A young boy sits on the porch of his Ohio home amid the heat of a summer’s afternoon, bored and slightly sleepy, waiting on his father to return from another business trip. There wasn’t much to do in the lazy neighborhoods of 1878 Dayton, much too hot to run and play stick and hoop and the anticipation of his father’s homecoming deterred him from taking off to the local swimming pond in the cow pastures nearby. His brother thought him daft, but left him to stand his required watch.
Soon enough, his father returned and as usual, the young boy delighted in the anticipation of the coming surprise gift. The gift that was never a surprise anymore, but worth waiting for nonetheless. The boy’s eyes widened as his father brought forth the most delightfully complex looking contraption. The wooden stick had feathery like appendages at the top, connected by the 1845 marvel of the rubber band to a base with wooden legs akimbo like some sort of alien spider.
The man smiled as he explained to his young son how to wind the aperture at the top, winding the rubber band tightly upon itself, so that when released, the feathers twirled like a spinning top, taking the thing to flight, skipping across the ceiling of the porch before escaping those bonds and fluttering across the yard.
The magic had been released and the marvel of flight, the wonderment and joy of a young boy would enchant and obsess the young man and his brother for 25 years until a fateful day in the sands of coastal North Carolina that would make the names of Orville and Wilbur Wright famous.
66 years later, with nose pressed to the glass overlooking the runways of what would soon become the world’s busiest airport, a similar little boy stood mesmerized by the shiny tubes with wings that would defy gravity and take to the sky with his Aunt and Grandmother onboard and return them a week later. He asked his father why? and how? and exclaimed look! so many times. He ran with balsa glider and also made popsicle stick creations in his best attempts at being a Alphonse Pénaud or Wright Brother himself.

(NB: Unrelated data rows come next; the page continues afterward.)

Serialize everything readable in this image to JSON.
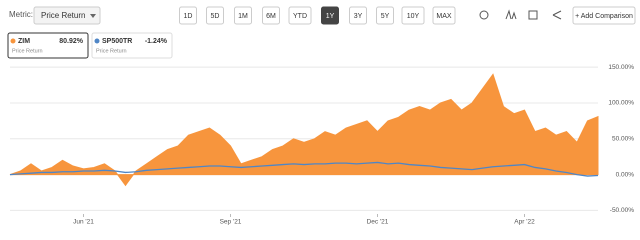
{
  "toolbar": {
    "metric_label": "Metric:",
    "metric_value": "Price Return",
    "ranges": [
      "1D",
      "5D",
      "1M",
      "6M",
      "YTD",
      "1Y",
      "3Y",
      "5Y",
      "10Y",
      "MAX"
    ],
    "selected_range": "1Y",
    "add_comparison": "+ Add Comparison"
  },
  "chart_data": {
    "type": "area",
    "x": [
      0,
      1,
      2,
      3,
      4,
      5,
      6,
      7,
      8,
      9,
      10,
      11,
      12,
      13,
      14,
      15,
      16,
      17,
      18,
      19,
      20,
      21,
      22,
      23,
      24,
      25,
      26,
      27,
      28,
      29,
      30,
      31,
      32,
      33,
      34,
      35,
      36,
      37,
      38,
      39,
      40,
      41,
      42,
      43,
      44,
      45,
      46,
      47,
      48,
      49,
      50,
      51,
      52,
      53,
      54,
      55,
      56
    ],
    "xlim": [
      0,
      56
    ],
    "xticks": [
      {
        "value": 7,
        "label": "Jun '21"
      },
      {
        "value": 21,
        "label": "Sep '21"
      },
      {
        "value": 35,
        "label": "Dec '21"
      },
      {
        "value": 49,
        "label": "Apr '22"
      }
    ],
    "ylim": [
      -55,
      160
    ],
    "yticks": [
      {
        "value": -50,
        "label": "-50.00%"
      },
      {
        "value": 0,
        "label": "0.00%"
      },
      {
        "value": 50,
        "label": "50.00%"
      },
      {
        "value": 100,
        "label": "100.00%"
      },
      {
        "value": 150,
        "label": "150.00%"
      }
    ],
    "grid": true,
    "series": [
      {
        "name": "ZIM",
        "color": "#f7953d",
        "style": "area",
        "legend_value": "80.92%",
        "subtitle": "Price Return",
        "values": [
          0,
          5,
          15,
          5,
          10,
          20,
          12,
          8,
          10,
          15,
          5,
          -15,
          5,
          15,
          25,
          35,
          40,
          55,
          60,
          65,
          55,
          40,
          15,
          20,
          25,
          35,
          40,
          50,
          45,
          50,
          60,
          55,
          65,
          70,
          75,
          60,
          75,
          80,
          90,
          95,
          90,
          100,
          105,
          90,
          100,
          120,
          140,
          95,
          85,
          90,
          60,
          65,
          55,
          60,
          45,
          75,
          80.92
        ]
      },
      {
        "name": "SP500TR",
        "color": "#4f86c6",
        "style": "line",
        "legend_value": "-1.24%",
        "subtitle": "Price Return",
        "values": [
          0,
          1,
          2,
          3,
          3,
          4,
          4,
          5,
          5,
          6,
          5,
          3,
          4,
          6,
          7,
          8,
          9,
          10,
          11,
          12,
          12,
          11,
          10,
          11,
          12,
          13,
          14,
          15,
          14,
          15,
          15,
          16,
          16,
          15,
          16,
          17,
          15,
          16,
          14,
          13,
          12,
          10,
          9,
          8,
          7,
          9,
          11,
          12,
          13,
          14,
          10,
          8,
          5,
          3,
          0,
          -2,
          -1.24
        ]
      }
    ]
  }
}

He, too, was obsessed with flight. He continued on the path to adulthood, but always would look to the skies when a plane flew over. Life would lead him down many paths, finally settling him into the service of his Nation. 40 years later from that day at the Atlanta Airport for the 3 year old and 103 years from that historical day in Kitty Hawk, a man stepped off of a P-3C Orion turboprop maritime patrol aircraft from his last flight as a Navy Flight Engineer. Almost 5,000 flight hours later, that little boy beamed as his man body had lived their dream, and the dreams of millions of others.
The dream to slip the surly bonds of earth, to fly and reach out to touch the face of God.He had flown.